SI, en el shock que siguió a la carnicería de Boston, un partido opositor hubiera atribuido a su gobierno la culpabilidad del atentado, habría sellado su suicidio. Exactamente lo contrario de lo que sucedió en Madrid en 2004. Es lo que, formulémoslo o no, nos hiere a todos, porque toca una quiebra crucial de la España moderna: el enfermo deseo de ser destruidos.

Si bien se mira, el proceder ahora seguido es el que impone la lógica. Está hecho de dos factores: silencio oficial mientras la investigación despliega sus diligencias, colaboración de la ciudadanía en transmitir cuantos datos puedan facilitar el trabajo policial. Primero, se hace todo lo necesario para localizar, combatir y destruir al enemigo. Una vez que esa tarea concluye con éxito, se pasa a analizar los errores y a revisar los dispositivos que fueron ineficaces. Es la rutina defensiva en cualquier país que no esté loco. No en España.

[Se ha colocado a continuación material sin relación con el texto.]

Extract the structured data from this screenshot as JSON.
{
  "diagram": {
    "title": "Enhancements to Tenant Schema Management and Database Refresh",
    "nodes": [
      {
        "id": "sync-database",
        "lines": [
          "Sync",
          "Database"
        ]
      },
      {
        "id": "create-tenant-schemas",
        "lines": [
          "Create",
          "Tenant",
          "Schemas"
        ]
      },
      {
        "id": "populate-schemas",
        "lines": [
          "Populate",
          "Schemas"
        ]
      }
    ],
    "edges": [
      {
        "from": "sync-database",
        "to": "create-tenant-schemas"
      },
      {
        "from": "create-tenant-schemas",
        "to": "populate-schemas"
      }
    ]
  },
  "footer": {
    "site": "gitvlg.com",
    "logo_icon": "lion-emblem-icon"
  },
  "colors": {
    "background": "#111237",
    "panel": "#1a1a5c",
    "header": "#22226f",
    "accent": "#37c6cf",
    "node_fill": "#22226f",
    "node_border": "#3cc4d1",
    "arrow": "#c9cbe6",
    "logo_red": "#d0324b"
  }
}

De aquel negro 11 de marzo de 2004, guardo un recuerdo de la vileza humana que no me autorizaré a olvidar nunca: el de una noche de víspera electoral atronada por los gritos de quienes cargaban al gobierno con la culpa de los doscientos asesinatos. Yo, que no suelo votar, me levanté a primera hora aquel domingo para dejar en las urnas mi estéril certeza de que algo muy parecido a un golpe de Estado había sucedido. Y que había ya triunfado, al conseguir que una muchedumbre -irracional, pero muchedumbre- expresase de aquel modo obsceno su apoyo a los asesinos islamistas. Fue una herida anímica, la de aquellos días, que no curará fácilmente en el alma española. Una herida que se complacieron en abrir quienes vieron en ella ocasión para el triunfo electoral, sobre el único cimiento de una consigna canalla: la de que «España no se merecía un gobierno que mintiese». Aún hoy, cuando sigo viendo en jovial ejercicio de oficio y sueldo a los políticos que hicieron de tal fórmula ariete contra su nación, una honda náusea me puede. ¿Cómo convive con sus recuerdos gente así?

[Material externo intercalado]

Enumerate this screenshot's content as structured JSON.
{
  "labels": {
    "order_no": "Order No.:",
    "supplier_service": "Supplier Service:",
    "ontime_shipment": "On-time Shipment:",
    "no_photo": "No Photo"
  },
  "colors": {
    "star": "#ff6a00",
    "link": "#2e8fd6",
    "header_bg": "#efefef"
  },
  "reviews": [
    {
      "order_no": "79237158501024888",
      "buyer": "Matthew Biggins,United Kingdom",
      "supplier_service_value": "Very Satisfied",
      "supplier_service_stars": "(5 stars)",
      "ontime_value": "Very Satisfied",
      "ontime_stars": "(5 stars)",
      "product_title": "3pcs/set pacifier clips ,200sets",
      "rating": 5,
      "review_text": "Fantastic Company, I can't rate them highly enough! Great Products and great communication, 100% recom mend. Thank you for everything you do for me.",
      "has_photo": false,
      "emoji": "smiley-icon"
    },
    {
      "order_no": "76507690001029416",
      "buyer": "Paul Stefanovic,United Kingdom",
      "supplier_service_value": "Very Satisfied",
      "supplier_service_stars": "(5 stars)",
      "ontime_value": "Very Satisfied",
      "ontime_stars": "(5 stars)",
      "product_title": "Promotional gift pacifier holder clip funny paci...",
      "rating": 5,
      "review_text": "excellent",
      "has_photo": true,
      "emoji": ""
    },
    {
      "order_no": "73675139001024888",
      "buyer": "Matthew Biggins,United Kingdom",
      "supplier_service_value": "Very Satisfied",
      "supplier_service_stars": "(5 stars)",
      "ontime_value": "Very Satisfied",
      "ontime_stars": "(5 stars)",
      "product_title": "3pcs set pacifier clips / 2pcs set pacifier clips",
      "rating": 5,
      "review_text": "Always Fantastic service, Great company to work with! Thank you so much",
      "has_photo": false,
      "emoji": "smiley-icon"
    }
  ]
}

Los Estados Unidos son, una vez más, el contraejemplo. Lo fueron ya en 2001, cuando ante lo que tenía dimensión de ataque bélico, el gobierno americano respondió con la guerra. Hasta ganarla. En lo cual tuvo el apoyo de la oposición y el respaldo mayoritario de la ciudadanía. No hubo retórica entonces, como no la ha habido ahora. Se proclamó lo primordial ante la emergencia: el propósito presidencial de no rendirse. Y se puso en funcionamiento, en cada caso, el dispositivo adecuado: militar en 2001, policial en 2013. Con costes muy diferentes -porque muy diferente era el envite, aunque formara parte de una única partida, la de la guerra yihadista-, las dos respuestas obtuvieron el objetivo buscado.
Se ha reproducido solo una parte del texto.